UK researchers have reported that surfactant therapy, a treatment routinely used to help premature babies breathe, did not shorten ventilator time for infants on life support with severe bronchiolitis. The findings come from the Bronchiolitis Endotracheal Surfactant Study, or BESS, described as the largest-ever randomized study of surfactant for bronchiolitis and funded by the UKRI Medical Research Council, the National Institute for Health and Care Research, and Chiesi Farmaceutici SpA.
The results were published on 21 March 2026 in The Lancet Respiratory Medicine. According to the report, bronchiolitis is most commonly caused by respiratory syncytial virus, or RSV, and can be especially severe in premature and newborn infants. Researchers noted that babies with bronchiolitis have reduced levels of surfactant in their lungs, which helped drive interest in testing whether the therapy might improve outcomes in this setting. Source article
Trial across 15 hospitals found no ventilator-time benefit
The study was carried out across 15 children’s hospitals in England, Scotland and Northern Ireland and included 232 critically ill babies. The central question was whether surfactant could reduce the amount of time these infants needed ventilator support. The answer, based on the trial results, was no.
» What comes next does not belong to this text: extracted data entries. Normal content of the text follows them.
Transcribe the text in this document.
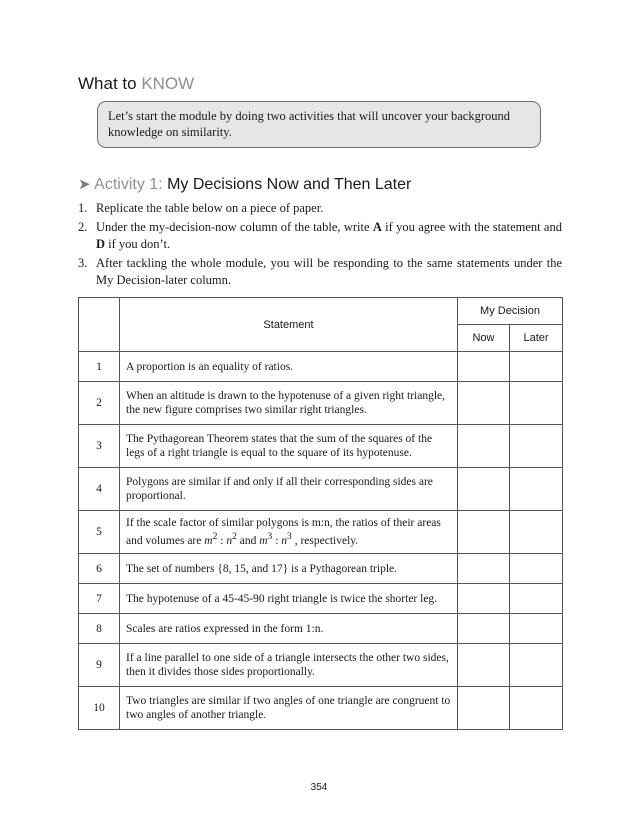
What to KNOW
Let’s start the module by doing two activities that will uncover your background knowledge on similarity.
➤ Activity 1: My Decisions Now and Then Later
1. Replicate the table below on a piece of paper.
2. Under the my-decision-now column of the table, write A if you agree with the statement and D if you don’t.
3. After tackling the whole module, you will be responding to the same statements under the My Decision-later column.
	Statement	My Decision	
		Now	Later
1	A proportion is an equality of ratios.		
2	When an altitude is drawn to the hypotenuse of a given right triangle, the new figure comprises two similar right triangles.		
3	The Pythagorean Theorem states that the sum of the squares of the legs of a right triangle is equal to the square of its hypotenuse.		
4	Polygons are similar if and only if all their corresponding sides are proportional.		
5	If the scale factor of similar polygons is m:n, the ratios of their areas and volumes are $m^2$ : $n^2$ and $m^3$ : $n^3$ , respectively.		
6	The set of numbers {8, 15, and 17} is a Pythagorean triple.		
7	The hypotenuse of a 45-45-90 right triangle is twice the shorter leg.		
8	Scales are ratios expressed in the form 1:n.		
9	If a line parallel to one side of a triangle intersects the other two sides, then it divides those sides proportionally.		
10	Two triangles are similar if two angles of one triangle are congruent to two angles of another triangle.		
354
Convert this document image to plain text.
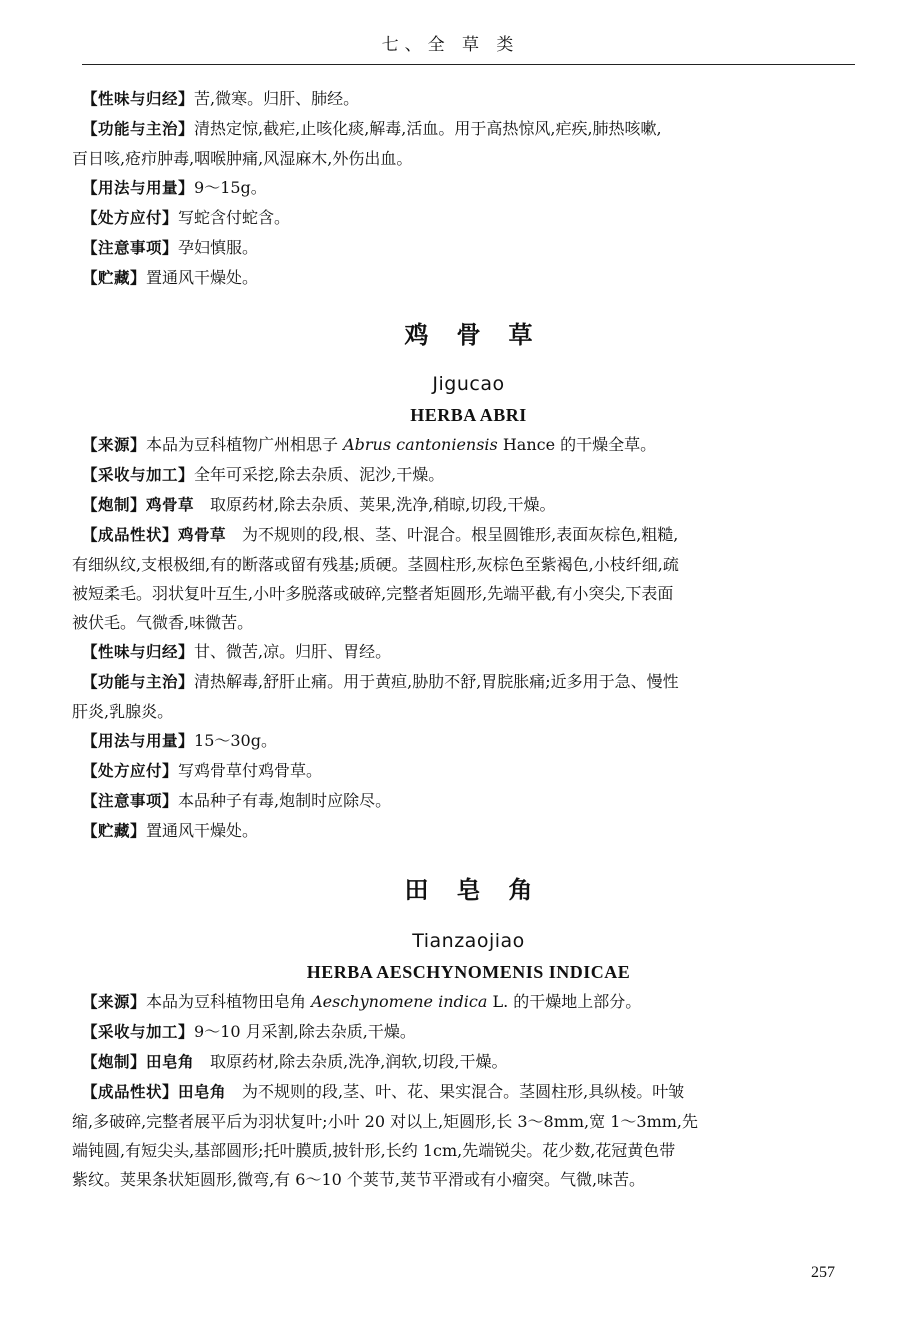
七、全 草 类

【性味与归经】苦,微寒。归肝、肺经。

【功能与主治】清热定惊,截疟,止咳化痰,解毒,活血。用于高热惊风,疟疾,肺热咳嗽,
百日咳,疮疖肿毒,咽喉肿痛,风湿麻木,外伤出血。

【用法与用量】9～15g。

【处方应付】写蛇含付蛇含。

【注意事项】孕妇慎服。

【贮藏】置通风干燥处。

鸡骨草

Jigucao

HERBA ABRI

【来源】本品为豆科植物广州相思子 Abrus cantoniensis Hance 的干燥全草。

【采收与加工】全年可采挖,除去杂质、泥沙,干燥。

【炮制】鸡骨草　取原药材,除去杂质、荚果,洗净,稍晾,切段,干燥。

【成品性状】鸡骨草　为不规则的段,根、茎、叶混合。根呈圆锥形,表面灰棕色,粗糙,
有细纵纹,支根极细,有的断落或留有残基;质硬。茎圆柱形,灰棕色至紫褐色,小枝纤细,疏
被短柔毛。羽状复叶互生,小叶多脱落或破碎,完整者矩圆形,先端平截,有小突尖,下表面
被伏毛。气微香,味微苦。

【性味与归经】甘、微苦,凉。归肝、胃经。

【功能与主治】清热解毒,舒肝止痛。用于黄疸,胁肋不舒,胃脘胀痛;近多用于急、慢性
肝炎,乳腺炎。

【用法与用量】15～30g。

【处方应付】写鸡骨草付鸡骨草。

【注意事项】本品种子有毒,炮制时应除尽。

【贮藏】置通风干燥处。

田皂角

Tianzaojiao

HERBA AESCHYNOMENIS INDICAE

【来源】本品为豆科植物田皂角 Aeschynomene indica L. 的干燥地上部分。

【采收与加工】9～10 月采割,除去杂质,干燥。

【炮制】田皂角　取原药材,除去杂质,洗净,润软,切段,干燥。

【成品性状】田皂角　为不规则的段,茎、叶、花、果实混合。茎圆柱形,具纵棱。叶皱
缩,多破碎,完整者展平后为羽状复叶;小叶 20 对以上,矩圆形,长 3～8mm,宽 1～3mm,先
端钝圆,有短尖头,基部圆形;托叶膜质,披针形,长约 1cm,先端锐尖。花少数,花冠黄色带
紫纹。荚果条状矩圆形,微弯,有 6～10 个荚节,荚节平滑或有小瘤突。气微,味苦。

257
Professor Calum Semple OBE, the study’s lead from the University of Liverpool and Alder Hey Children’s NHS Foundation Trust, said the treatment was safe but did not make any difference to how long babies stayed on ventilators. He added that the team had hoped surfactant might speed recovery, but the evidence did not support that expectation.
Why the result matters for NHS winter pressures
Bronchiolitis is described as the leading reason babies are admitted to hospital in the UK during winter. It typically affects infants under one year old, and the most severe cases can require intensive care and mechanical ventilation. The trial report states that while most of the roughly 25,000 babies admitted each year recover with oxygen and fluids, around 1,000 of the sickest need ventilator support.
For clinicians, the findings add clarity to an important question in paediatric intensive care: a therapy that works well in premature infants does not appear to offer the same benefit for critically ill babies with bronchiolitis. That distinction may help guide future treatment decisions and research priorities as hospitals continue to manage seasonal respiratory surges.
The BESS trial adds to the evidence base around severe bronchiolitis and RSV-related illness, highlighting the value of large multicentre studies in testing whether established therapies can be repurposed for new patient groups. In this case, the result suggests that surfactant should not be expected to reduce ventilator dependence in infants with the most severe form of the disease.
As winter respiratory admissions remain a pressure point for UK paediatric services, the latest findings underscore the importance of continued research into treatments that can genuinely improve outcomes for vulnerable babies.